How to Stop Procrastinating: Tips and Strategies to Overcome Procrastination

Procrastination is a common problem that affects many people, causing missed opportunities and increased stress. It is the act of unnecessarily postponing decisions or actions and it can be difficult to overcome.

This guide is a definitive source on how to stop procrastinating, based on hundreds of scientific research papers. It contains a systematic approach to overcoming procrastination, a list of anti-procrastination techniques, and tips for using them effectively.

Whether you are struggling with procrastination yourself or trying to help someone who is, this guide provides a comprehensive solution to this pervasive problem.

Key Takeaways

  • Procrastination is a common problem that can cause missed opportunities and increased stress.
  • This guide provides a systematic approach and a list of anti-procrastination techniques to help overcome procrastination.
  • By following the tips in this guide, individuals can effectively manage and overcome procrastination.

How to Stop Procrastinating

Procrastination is a common problem that can interfere with productivity and lead to stress and anxiety.

Short-Term Solutions

First, identify the smallest possible step toward one’s goals. Then, try to start with just that tiny step, giving yourself permission to make mistakes during the attempt.

For example, if someone needs to write an essay, they can decide to start by writing just a single word. At the same time, they should accept that it won’t be perfect, and might even be quite bad at first.

In addition, it can be helpful to make it easier to get started first, for example, by preparing one’s tools before starting to work. Also, it makes it harder to procrastinate, for example, by removing distractions from one’s environment.

Long-Term Solutions

To overcome procrastination in the long term, it is recommended to set specific and realistic goals.

For example, if someone wants to start exercising, a good goal might be to “be able to run a full mile by the end of the month”. Meanwhile, bad goals might be “get in shape” (unspecific) and “run a marathon by the end of the month” (unrealistic).

It is also important to assess one’s procrastination by identifying cases in which one delay unnecessarily.

Then, figure out what exactly one procrastinates on and how they do it. After that, think about those situations to also figure out where and when one procrastinates.

Finally, figure out why one procrastinates, potentially after reading about why people procrastinate.

Creating an action plan is also important. It should involve using relevant anti-procrastination techniques, which account for the goals that one sets and the nature of their procrastination problem.

Making sure to reflect on one’s progress and refine their approach is also important.

This can be done by figuring out which techniques work for them and how they can implement them most effectively.
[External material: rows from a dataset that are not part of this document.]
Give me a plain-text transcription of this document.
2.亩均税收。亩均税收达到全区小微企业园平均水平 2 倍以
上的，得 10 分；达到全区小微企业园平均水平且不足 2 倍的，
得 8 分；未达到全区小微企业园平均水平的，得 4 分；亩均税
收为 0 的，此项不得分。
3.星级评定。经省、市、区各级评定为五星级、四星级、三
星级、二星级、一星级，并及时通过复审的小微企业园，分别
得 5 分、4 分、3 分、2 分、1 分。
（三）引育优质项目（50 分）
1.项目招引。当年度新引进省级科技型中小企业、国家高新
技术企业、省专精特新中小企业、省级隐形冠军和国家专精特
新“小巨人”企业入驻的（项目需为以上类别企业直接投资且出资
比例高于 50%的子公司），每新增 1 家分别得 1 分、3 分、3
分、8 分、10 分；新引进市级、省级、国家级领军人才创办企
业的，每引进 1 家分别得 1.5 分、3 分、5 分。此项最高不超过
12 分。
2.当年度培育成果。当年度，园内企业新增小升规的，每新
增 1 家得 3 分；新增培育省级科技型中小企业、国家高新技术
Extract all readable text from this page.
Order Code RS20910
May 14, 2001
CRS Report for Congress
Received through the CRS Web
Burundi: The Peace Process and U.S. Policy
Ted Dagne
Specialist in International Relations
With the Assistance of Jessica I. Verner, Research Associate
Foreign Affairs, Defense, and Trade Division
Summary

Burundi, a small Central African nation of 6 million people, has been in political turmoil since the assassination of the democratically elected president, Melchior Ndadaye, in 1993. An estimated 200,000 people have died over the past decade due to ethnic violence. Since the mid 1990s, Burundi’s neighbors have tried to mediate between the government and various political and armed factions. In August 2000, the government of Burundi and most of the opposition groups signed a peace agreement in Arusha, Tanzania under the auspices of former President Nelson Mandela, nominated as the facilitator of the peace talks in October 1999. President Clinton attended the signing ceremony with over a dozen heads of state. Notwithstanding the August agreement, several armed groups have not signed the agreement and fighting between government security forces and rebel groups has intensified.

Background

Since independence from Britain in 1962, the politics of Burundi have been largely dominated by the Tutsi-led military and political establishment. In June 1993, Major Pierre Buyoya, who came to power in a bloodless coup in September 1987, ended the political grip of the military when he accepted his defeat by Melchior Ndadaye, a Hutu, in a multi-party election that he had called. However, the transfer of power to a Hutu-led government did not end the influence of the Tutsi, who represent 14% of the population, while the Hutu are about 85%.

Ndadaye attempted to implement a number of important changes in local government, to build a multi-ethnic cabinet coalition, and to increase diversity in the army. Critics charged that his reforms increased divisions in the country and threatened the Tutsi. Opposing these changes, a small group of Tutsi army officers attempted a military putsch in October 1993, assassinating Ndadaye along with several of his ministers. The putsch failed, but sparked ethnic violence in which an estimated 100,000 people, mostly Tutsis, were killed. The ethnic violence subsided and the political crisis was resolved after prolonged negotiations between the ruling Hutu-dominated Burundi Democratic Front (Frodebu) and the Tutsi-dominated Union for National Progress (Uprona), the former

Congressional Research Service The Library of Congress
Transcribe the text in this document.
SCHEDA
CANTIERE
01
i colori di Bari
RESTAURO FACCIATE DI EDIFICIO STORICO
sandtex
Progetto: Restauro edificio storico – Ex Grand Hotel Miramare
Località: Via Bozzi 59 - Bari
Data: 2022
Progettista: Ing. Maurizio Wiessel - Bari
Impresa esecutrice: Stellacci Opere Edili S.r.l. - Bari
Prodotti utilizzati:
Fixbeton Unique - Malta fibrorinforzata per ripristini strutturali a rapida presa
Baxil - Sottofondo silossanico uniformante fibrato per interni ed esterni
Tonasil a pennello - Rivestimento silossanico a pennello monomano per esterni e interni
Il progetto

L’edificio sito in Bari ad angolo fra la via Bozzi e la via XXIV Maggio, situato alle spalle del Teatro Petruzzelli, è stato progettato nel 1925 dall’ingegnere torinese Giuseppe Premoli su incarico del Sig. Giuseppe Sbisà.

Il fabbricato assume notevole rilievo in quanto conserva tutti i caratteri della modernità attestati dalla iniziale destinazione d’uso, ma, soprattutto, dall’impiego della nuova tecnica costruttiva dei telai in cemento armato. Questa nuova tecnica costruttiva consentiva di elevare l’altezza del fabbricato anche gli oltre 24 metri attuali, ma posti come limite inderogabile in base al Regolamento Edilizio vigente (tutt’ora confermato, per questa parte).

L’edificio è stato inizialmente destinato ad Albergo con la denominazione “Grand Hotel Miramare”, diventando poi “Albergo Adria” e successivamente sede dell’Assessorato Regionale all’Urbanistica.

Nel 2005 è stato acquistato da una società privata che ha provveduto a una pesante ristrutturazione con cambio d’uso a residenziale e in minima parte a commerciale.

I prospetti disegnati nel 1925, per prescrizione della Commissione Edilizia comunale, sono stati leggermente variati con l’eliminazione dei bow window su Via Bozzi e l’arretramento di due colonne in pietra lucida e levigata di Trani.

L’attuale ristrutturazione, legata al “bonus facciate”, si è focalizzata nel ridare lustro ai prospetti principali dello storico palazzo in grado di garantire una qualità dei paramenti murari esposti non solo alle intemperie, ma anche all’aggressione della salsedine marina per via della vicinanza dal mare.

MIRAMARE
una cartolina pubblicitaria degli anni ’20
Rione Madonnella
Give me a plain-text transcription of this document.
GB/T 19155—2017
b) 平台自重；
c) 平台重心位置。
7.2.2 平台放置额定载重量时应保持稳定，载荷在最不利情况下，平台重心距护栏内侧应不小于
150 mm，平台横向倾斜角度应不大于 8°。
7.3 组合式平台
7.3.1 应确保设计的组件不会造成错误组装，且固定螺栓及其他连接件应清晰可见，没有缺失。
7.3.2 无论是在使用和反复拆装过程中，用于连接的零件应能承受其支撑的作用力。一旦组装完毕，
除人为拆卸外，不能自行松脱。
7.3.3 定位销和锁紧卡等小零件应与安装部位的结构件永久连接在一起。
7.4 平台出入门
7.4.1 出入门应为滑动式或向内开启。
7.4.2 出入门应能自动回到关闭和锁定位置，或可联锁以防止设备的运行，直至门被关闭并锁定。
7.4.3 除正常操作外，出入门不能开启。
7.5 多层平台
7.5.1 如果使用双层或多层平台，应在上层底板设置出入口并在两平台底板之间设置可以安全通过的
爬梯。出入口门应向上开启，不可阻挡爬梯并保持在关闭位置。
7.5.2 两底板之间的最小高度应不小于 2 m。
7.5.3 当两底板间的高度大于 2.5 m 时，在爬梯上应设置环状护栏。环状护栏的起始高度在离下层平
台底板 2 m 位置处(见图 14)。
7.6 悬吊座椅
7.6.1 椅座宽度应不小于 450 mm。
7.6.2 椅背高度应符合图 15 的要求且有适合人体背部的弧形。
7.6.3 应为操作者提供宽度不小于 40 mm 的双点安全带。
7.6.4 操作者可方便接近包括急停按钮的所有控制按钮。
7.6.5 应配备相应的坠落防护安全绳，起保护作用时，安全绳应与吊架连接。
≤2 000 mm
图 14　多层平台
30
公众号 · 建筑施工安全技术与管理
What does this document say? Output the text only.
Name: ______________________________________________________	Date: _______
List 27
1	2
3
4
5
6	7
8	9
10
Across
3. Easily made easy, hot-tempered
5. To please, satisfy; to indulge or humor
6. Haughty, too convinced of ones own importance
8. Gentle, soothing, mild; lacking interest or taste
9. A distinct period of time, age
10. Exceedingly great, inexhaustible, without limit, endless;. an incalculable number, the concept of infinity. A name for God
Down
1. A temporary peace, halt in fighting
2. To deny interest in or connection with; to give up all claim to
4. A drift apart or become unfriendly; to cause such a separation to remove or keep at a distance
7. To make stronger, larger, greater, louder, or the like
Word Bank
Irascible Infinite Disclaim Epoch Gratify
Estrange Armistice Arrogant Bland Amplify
Key Anti-Procrastination Techniques

There are several key anti-procrastination techniques that can be used, which are presented in more detail below:

TechniqueDescription
Break tasks into manageable stepsBreak tasks into sub-tasks that can be easily completed.
Commit to a tiny first stepCommit to working for just a few minutes.
Give yourself permission to make mistakesAccept that your work won’t be perfect.
Make it easier to take actionPrepare everything you need in advance.
Make tasks more enjoyableListen to music while doing them.
Make it harder to procrastinateRemove potential distractions.
Delay before indulging the impulse to procrastinateCount to 10 first.
Set deadlinesDecide that you’ll complete a certain task by a specific time.
Plan how you’ll handle obstaclesDecide that if X happens, then you’ll do Y.
Identify and address your fearsConsider what advice you’d give to a friend.
Increase your motivationMark streaks of days on which you achieve your goals.
Increase your energyTake necessary breaks.
Improve your environmentAdd reminders of your goals.
Use social techniquesEmulate a role model.
Use time-management techniquesAlternate consistently between work and rest.
Create starting ritualsCount down from five before taking action.
Start with your best or worst taskStart with the easiest or hardest one.
Develop self-efficacyReflect on your successes.
Develop self-compassionRemind yourself that everyone makes mistakes.
Treat underlying conditionsAddress underlying conditions like ADHD.

It is recommended to use any combination of techniques that one wants, but one should start by focusing on a few that seem most relevant to one’s specific situation.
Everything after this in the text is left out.